Improving Classification Accuracy by using Feature Selection and Ensemble Model
Pushpalata Pujari1, Jyoti Bala Gupta2
1Pushpalata Pujari, Computer Science & Information Technology Department , Guru Ghasid Das Central University , Bilaspur, India.
2Jyoti Bala Gupta, Information Technology Department, C.V.Raman University, Bilaspur, India.
Manuscript received on April 11, 2012. | Revised Manuscript received on April 14, 2012. | Manuscript published on May 05, 2012. | PP: 380-386 | Volume-2 Issue-2, May 2012 . | Retrieval Number: B0647042212/2012©BEIESP
Open Access | Ethics and Policies | Cite
© The Authors. Published By: Blue Eyes Intelligence Engineering and Sciences Publication (BEIESP). This is an open access article under the CC BY-NC-ND license (http://creativecommons.org/licenses/by-nc-nd/4.0/)

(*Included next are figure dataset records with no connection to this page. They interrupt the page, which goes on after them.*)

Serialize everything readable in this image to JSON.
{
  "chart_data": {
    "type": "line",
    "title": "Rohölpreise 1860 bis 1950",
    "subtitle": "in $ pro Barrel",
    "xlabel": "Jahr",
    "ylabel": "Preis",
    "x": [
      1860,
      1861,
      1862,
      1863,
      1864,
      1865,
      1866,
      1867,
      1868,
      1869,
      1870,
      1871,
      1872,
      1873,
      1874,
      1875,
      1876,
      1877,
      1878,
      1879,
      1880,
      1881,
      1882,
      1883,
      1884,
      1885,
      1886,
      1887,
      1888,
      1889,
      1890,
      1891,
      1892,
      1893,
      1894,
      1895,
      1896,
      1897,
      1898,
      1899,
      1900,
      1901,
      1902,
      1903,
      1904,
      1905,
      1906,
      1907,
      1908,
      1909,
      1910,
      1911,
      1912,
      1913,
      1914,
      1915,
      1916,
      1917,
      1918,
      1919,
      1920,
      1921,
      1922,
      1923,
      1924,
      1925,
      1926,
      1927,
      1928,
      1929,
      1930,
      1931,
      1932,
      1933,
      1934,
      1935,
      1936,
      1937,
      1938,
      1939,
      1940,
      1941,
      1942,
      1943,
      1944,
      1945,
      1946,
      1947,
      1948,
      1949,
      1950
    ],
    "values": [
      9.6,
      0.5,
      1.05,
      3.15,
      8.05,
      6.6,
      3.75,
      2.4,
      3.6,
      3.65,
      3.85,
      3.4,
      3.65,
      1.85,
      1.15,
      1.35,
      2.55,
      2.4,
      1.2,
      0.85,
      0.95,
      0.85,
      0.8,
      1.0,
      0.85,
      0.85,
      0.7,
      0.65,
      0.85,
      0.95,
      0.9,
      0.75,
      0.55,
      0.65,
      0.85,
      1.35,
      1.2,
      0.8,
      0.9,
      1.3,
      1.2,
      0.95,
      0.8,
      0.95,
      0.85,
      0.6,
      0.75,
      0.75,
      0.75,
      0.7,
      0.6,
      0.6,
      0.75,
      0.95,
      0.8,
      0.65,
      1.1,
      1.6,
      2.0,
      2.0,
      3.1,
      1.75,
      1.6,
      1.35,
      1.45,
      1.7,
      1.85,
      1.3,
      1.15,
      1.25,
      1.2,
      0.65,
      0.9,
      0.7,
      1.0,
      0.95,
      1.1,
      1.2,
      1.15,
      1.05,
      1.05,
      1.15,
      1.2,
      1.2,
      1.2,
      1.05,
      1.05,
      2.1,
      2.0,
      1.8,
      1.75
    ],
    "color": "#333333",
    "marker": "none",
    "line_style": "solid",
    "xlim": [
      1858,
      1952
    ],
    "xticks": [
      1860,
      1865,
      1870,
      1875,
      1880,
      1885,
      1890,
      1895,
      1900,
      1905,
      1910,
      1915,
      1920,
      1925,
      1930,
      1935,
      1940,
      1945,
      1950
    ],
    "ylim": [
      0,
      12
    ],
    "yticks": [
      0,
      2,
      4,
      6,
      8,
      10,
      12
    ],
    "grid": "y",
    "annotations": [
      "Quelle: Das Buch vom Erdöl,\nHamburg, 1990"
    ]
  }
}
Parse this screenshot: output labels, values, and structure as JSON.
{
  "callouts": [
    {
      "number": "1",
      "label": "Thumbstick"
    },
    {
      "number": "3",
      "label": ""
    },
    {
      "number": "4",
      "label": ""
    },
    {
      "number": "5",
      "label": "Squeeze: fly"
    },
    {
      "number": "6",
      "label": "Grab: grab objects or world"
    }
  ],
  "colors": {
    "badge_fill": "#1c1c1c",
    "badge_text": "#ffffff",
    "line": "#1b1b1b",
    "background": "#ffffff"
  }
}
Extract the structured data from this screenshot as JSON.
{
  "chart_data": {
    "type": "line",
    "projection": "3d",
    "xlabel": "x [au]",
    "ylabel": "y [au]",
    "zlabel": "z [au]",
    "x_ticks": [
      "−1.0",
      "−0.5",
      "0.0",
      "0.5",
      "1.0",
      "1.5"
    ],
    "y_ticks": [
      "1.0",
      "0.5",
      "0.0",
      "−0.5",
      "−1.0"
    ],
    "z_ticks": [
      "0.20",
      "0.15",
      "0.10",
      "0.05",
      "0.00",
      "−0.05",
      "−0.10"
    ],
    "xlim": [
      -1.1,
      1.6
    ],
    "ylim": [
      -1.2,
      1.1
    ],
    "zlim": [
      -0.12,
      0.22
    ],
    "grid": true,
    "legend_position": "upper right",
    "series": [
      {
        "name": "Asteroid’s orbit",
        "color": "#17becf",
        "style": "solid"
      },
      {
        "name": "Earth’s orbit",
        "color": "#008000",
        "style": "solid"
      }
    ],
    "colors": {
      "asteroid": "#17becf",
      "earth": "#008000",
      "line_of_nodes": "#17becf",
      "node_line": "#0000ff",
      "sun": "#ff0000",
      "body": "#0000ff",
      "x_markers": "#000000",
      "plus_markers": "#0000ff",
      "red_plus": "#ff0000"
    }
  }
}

Abstract: Classification is an important technique of data mining. In this paper feature selection technique and an ensemble model is proposed to improve classification accuracy. Feature selection technique is used for selecting subset of relevant features from the data set to build robust learning models. Classification accuracy is improved by removing most irrelevant and redundant features from the dataset. Ensemble model is proposed for improving classification accuracy by combining the prediction of multiple classifiers. Three decision tree data mining classifiers CART, CHAID and QUEST are considered in this paper for classification. The ionosphere dataset investigated in this study is taken from UCI machine learning repository which is classified under two category “Bad” and “Good”. The proposed ensemble model combines the classifiers CART, CHAID and QUEST by using confidential-weighted voting scheme. A comparative study is carried on the performances of the classifiers before and after carrying out feature selection. The performance of each classifier and ensemble model is evaluated by using statistical measures like accuracy, specificity and sensitivity. Gain chart and R.O.C (Receiver operating characteristics chart) are also used for measuring performances. It is found that with feature selection the ensemble model provides a greater accuracy of 93.84% than any of the individual model. Experimental results show that the proposed ensemble model with feature selection is quite effective for the task of classification of ionosphere dataset.
Keywords: Classification, Ensemble Model, Ionosphere Dataset, Feature Selection.